George,
I think Dan's
suggestion went too far - very specific media descriptions (like references to
11801) have always been for the objectives rather then the PAR. On the other
hand, the existing scope is much more broad than previous
projects:
Current
scope:
The
scope of this project is to specify additions to and appropriate modifications
of IEEE Std 802.3 (including all approved amendments and corrigenda) to add a
copper Physical Layer (PHY) specification.
Howard's suggested scope:
Specify a Physical
Layer (PHY) for operation at 10 Gb/s
on
horizontal structured copper cabling, using the existing
Media Access Controller, and with extensions to the
appropriate
physical layer management
parameters, of IEEE Std
802.3
CX4
scope:
The scope of this project is to specify
additions to and appropriate modifications of IEEE Std 802.3 as amended by
IEEE Std
802.3ae-2002 (and any other approved amendment or
corrigendum) to add a copper Physical Medium Dependent (PMD) option for
10
Gb/s operation, building upon the existing 10GBASE-X
Physical Coding Sublayer (PCS) and 10 Gigabit Attachment Unit Interface
(XAUI) specifications.
The CX4 scope text is much
more similar to Howard's suggested scope. Both have a
statement about the speed. I can't recall any scope statement we have
done for a PHY project that omitted mention of speed. The CX4 scope doesn't
say anything about the type of copper, but it specifies that the PHY will
be based on the X PCS and the XAUI specs which limits it pretty clearly. For
10GBASE-T, the intent to work over the wiring types used in structured cabling
and the 10 Gbit/s speed are the defining
factors.
Look at it this way. IEEE Std 802.3 already has many
copper Physical Layer specifications. Therefore the job listed in the current
scope statement has already been done.

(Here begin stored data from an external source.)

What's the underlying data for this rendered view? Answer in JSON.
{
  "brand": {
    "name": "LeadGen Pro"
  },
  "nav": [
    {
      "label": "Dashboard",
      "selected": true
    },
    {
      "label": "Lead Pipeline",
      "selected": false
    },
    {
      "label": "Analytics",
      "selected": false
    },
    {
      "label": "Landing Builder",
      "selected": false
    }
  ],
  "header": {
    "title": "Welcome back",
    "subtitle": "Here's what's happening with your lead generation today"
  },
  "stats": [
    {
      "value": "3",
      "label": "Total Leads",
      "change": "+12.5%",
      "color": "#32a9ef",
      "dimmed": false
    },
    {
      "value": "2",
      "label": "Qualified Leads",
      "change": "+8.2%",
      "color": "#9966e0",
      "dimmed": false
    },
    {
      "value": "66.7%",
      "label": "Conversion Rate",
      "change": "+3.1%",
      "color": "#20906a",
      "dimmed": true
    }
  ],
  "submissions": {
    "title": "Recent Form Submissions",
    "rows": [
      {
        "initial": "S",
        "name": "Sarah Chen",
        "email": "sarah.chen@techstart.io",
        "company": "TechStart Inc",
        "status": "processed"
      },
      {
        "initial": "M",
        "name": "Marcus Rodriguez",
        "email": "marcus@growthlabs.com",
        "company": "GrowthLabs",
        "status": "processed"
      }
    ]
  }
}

If the PAR is approved with the current
scope, the scope will be published by the IEEE. How would a reader seeing that
scope know what the project was about and whether they were interested?
Howard's scope is a more clear statement of what we want to
do.
If something in Howard's scope is too confining, then
please propose an alternative that is reasonably descriptive of the particular
nature of this project - not something that could describe 5 or
more other projects we have already done.